- Home
- /
- /
- Article

Egwuaba
By CHIKA CHIMEZIE
The Independent National Electoral Commission, INEC, on Monday presented the certificate of registration to the Nigeria Democratic Congress, NDC, one of the two political parties the Commission recently registered.
Protem National National Legal Adviser of NDC, Barrister Reuben Egwuaba, who received the certificate on behalf of the party, said with the presentation, NDC joins the registered political parties “in the contention for provision of democratic leadership and contest for power in ways that would make Nigerians at home and the diaspora proud”.
Said Mr. Egwuaba, “Today’s event marks the culmination of NDC’s long and tortuous fight for registration, a journey which started as far back as 2017, when the association first applied to INEC to be registered as a political party,” moments after he received the certificate from INEC’s Director Elections and Party Monitoring, Barrister Joan Arabs.

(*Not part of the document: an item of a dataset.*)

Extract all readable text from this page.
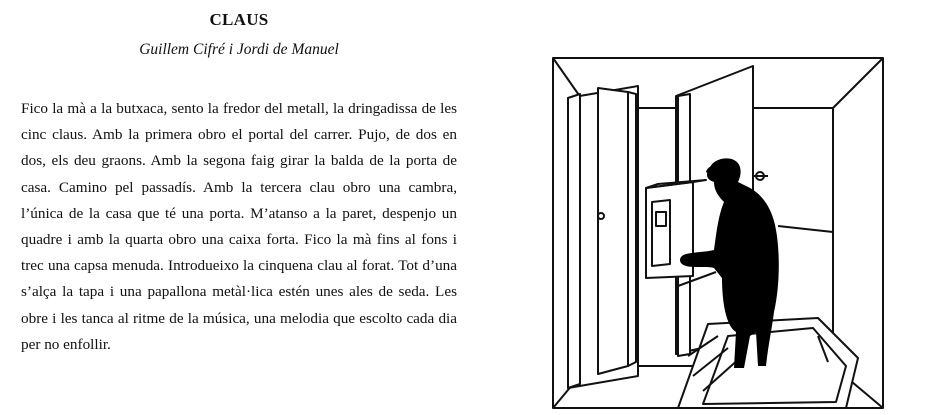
CLAUS
Guillem Cifré i Jordi de Manuel

Fico la mà a la butxaca, sento la fredor del metall, la dringadissa de les cinc claus. Amb la primera obro el portal del carrer. Pujo, de dos en dos, els deu graons. Amb la segona faig girar la balda de la porta de casa. Camino pel passadís. Amb la tercera clau obro una cambra, l’única de la casa que té una porta. M’atanso a la paret, despenjo un quadre i amb la quarta obro una caixa forta. Fico la mà fins al fons i trec una capsa menuda. Introdueixo la cinquena clau al forat. Tot d’una s’alça la tapa i una papallona metàl·lica estén unes ales de seda. Les obre i les tanca al ritme de la música, una melodia que escolto cada dia per no enfollir.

“NDC was among the original 171 political organisations that applied for registration as political parties. After meeting all the requirements requested by INEC, NDC was denied registration by INEC at the last minute.
“The reason the then INEC leadership gave for refusing to register NDC was that its logo and insignia bore a close semblance to those of the All Progressives Congress, APC, a claim that was clearly untrue.
But the Commission stuck to this position, so much so that when the list of the last 14 associations that were to be considered for the final stage of the screening process was published by INEC, NDC was conspicuously excluded.
“NDC subsequently went to court to challenge the grounds for INEC’s decision, which NDC said was not only based on wrong assumptions, but also amounted to an improper use of executive discretion on the part of INEC”.
According to Barrister Egwuaba, “The court not only upheld that the NDC logo was not only distinct from that of the APC, but that the second association which INEC had initially cited as also having a similar logo as the NDC’s was not even a registered entity, let alone a political party.